Stories of inspiration all over the sports landscape

Seashore Striders Race Director Tim Bamforth, center, is surrounded by Rehoboth law enforcement. All his friends agreed, "He looks guilty of something." BY DAVE FREDERICK
July 8, 2014

Public enemy - Anyone driving down Henlopen Avenue in Rehoboth Beach at 7 a.m. July 5 would have seen a bevy of police officers dressed in SWAT Action Wear - or was it Traffic Control Wear? - surrounding a man from the Purple Parrot Track Club - or was that the director of the Seashore Striders, Tim Bamforth? Yes, it was Timmy and the police getting their residential ducks in a row before 450 migratory vacation runners raced the streets of Rehoboth for 5 kilometers hoping to annoy as few people as possible. The Beach Paper Firecracker 5K was the largest field ever and the fastest time generated by Lynchburg College graduate Brian Flynn, 31, of Bridgewater, Va., in 15:01. In all, 33 runners broke 20 minutes. That is a fast field.

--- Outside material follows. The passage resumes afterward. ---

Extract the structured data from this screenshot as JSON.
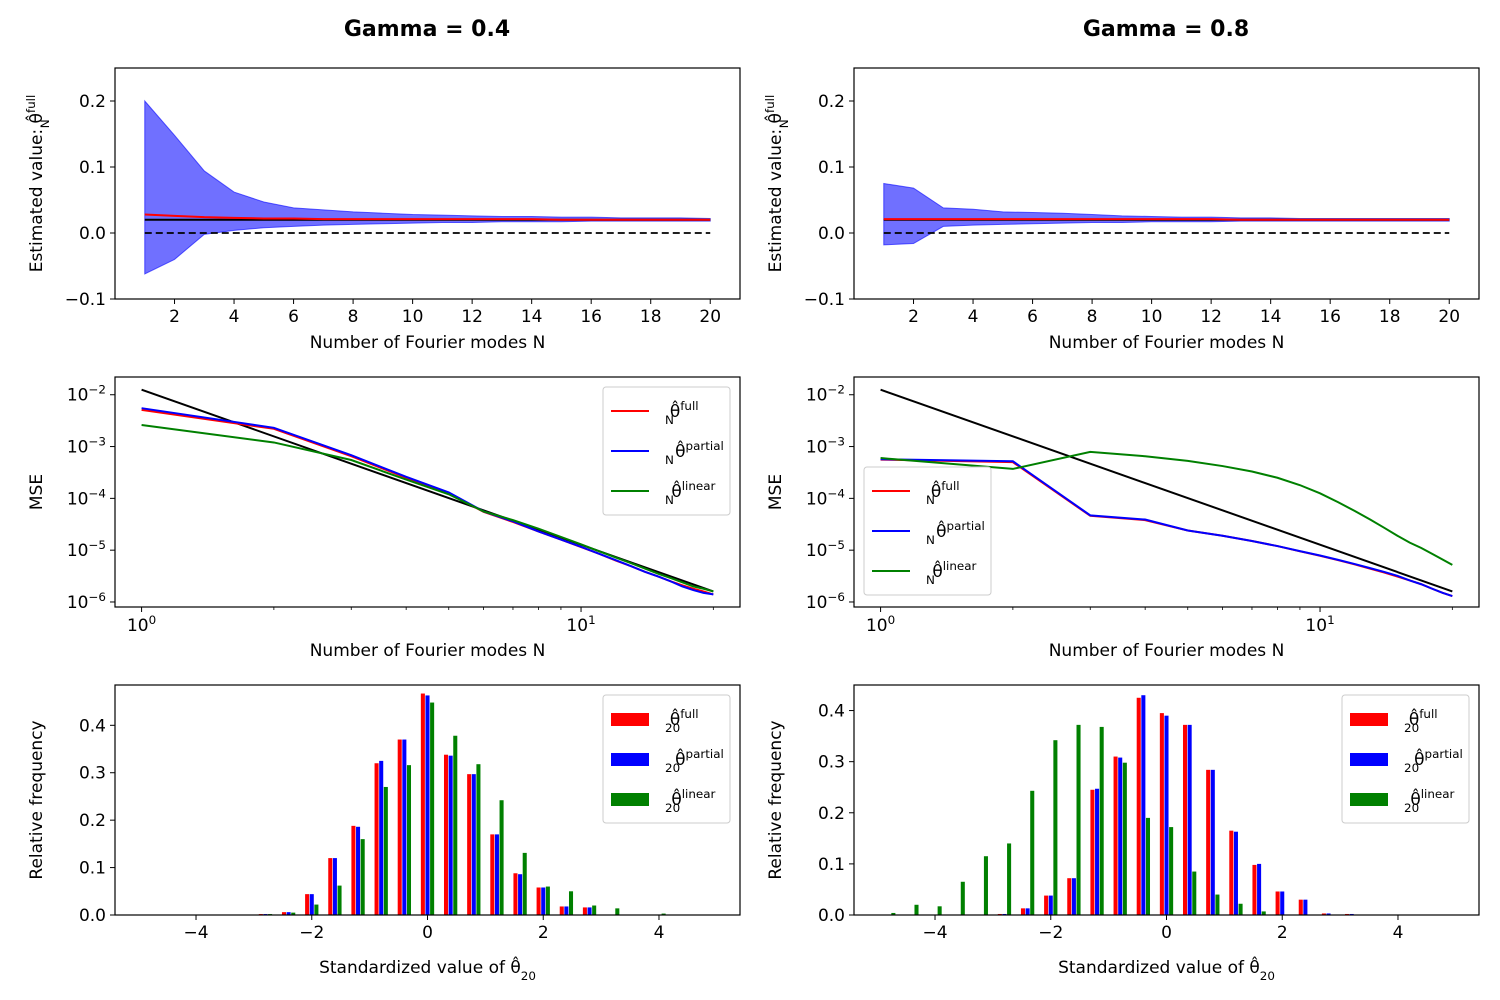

World Cup and cultures - I can tell you as an insider escapee from the scope and sequence world of secondary education curriculum that no one teaches much of relevance about the real world we live in today. This hit me over the head like a wet soccer ball while I was watching World Cup and its anti-racism theme The world is colored and colorful - diversity clad in cool-looking soccer shirts. I am rooting for Germany because I am a German American. My parents were German along with everybody up the line for generations. But I don’t self-identify. The closest I get to a country of origin is Philadelphia. But I started to research Afro Germans and Afro French and learned stuff I never knew before including Neanderthal men were from Germany and made cave drawings of potato salad. I also learned that soccer players should wear scuba gear they dive more often than Jacques Cousteau.

Steve lights it up - Steve Prestipino leaned over the fence May 31 at Caravel Academy prior to the Cape versus Salesianum boys' state championship lacrosse game and showed me what looked like a horseshoe brand over his right ear on his shaved head. Steve’s son Christian was a senior defenseman on the team. Steve, who owns Apple Electric with his wife Lisa, seems always cool like a bright light bulb you can touch without turning off the switch.  But he’s a bit of a bad boy; Homecoming night last Oct. 4 when fireworks burst over Legends Stadium from Henlopen Gardens and administrators went to bust the high school culprit, they found Steve instead. Back to his branded head: Steve told me how surgeons had lifted out a section of his skull, removed a tumor, then patched him back together. It sounded like he was describing installing a ceiling fan. Last Sunday Steve ran the Outlet Liquors 5K in Dewey, told me he wanted to “test out his head” under stress and duress and afterward said he felt no pressure, no headaches, no unsteadiness, adding, “One more round of radiation (precautionary) then I will be good," then added, “I dodged a bullet.” Note: I take no “hippo oath” of confidentiality, so when Steve told me that story May 31 I burned it into my brain knowing I’d bring it back from the depths of my incandescent memory bank. Groucho to Harpo: “Why don’t you make like a tree and drill a hole in your head and let the sap run out?”

Snippets - I wonder if other countries notice that Americans celebrate major events and holidays by blowing stuff up.

Lawrence Merrifield, 53, from Stewartsville, Pa., ran into my fast focus at the Outlet Liquors 5K and I wanted to “posterize” him as an image of what American toughness should be like.  Is the fitness industry falling off from saturation bombing of workout centers? Are there too many physical therapists looking for clients? How many personal trainers can one community sustain when everyone can already count to 10 and say “Good job”?  I am detecting a shift to the streets and trails and rolled-up yoga mats in the bedroom closet. I was writing down names of the running girlfriends of the Camp Hill Fuller brushers - I mean brothers - and it all went wrong. “Your name is Emily Duds?” “No, Dubs” “Your name is Katie Barrett like carrot?” “What?” But the worst was fleet-footed Mary Dell when I said, “You’re 35?” Everyone laughed except Mary. “Do I look like I’m 35?” I said, “Do I look like I can hear?” I think I’m losing acuity at the edges of hearing, sort of like an  old baboon circling the rim of the breeding population. I’m out like a waterspout! Go on now, git!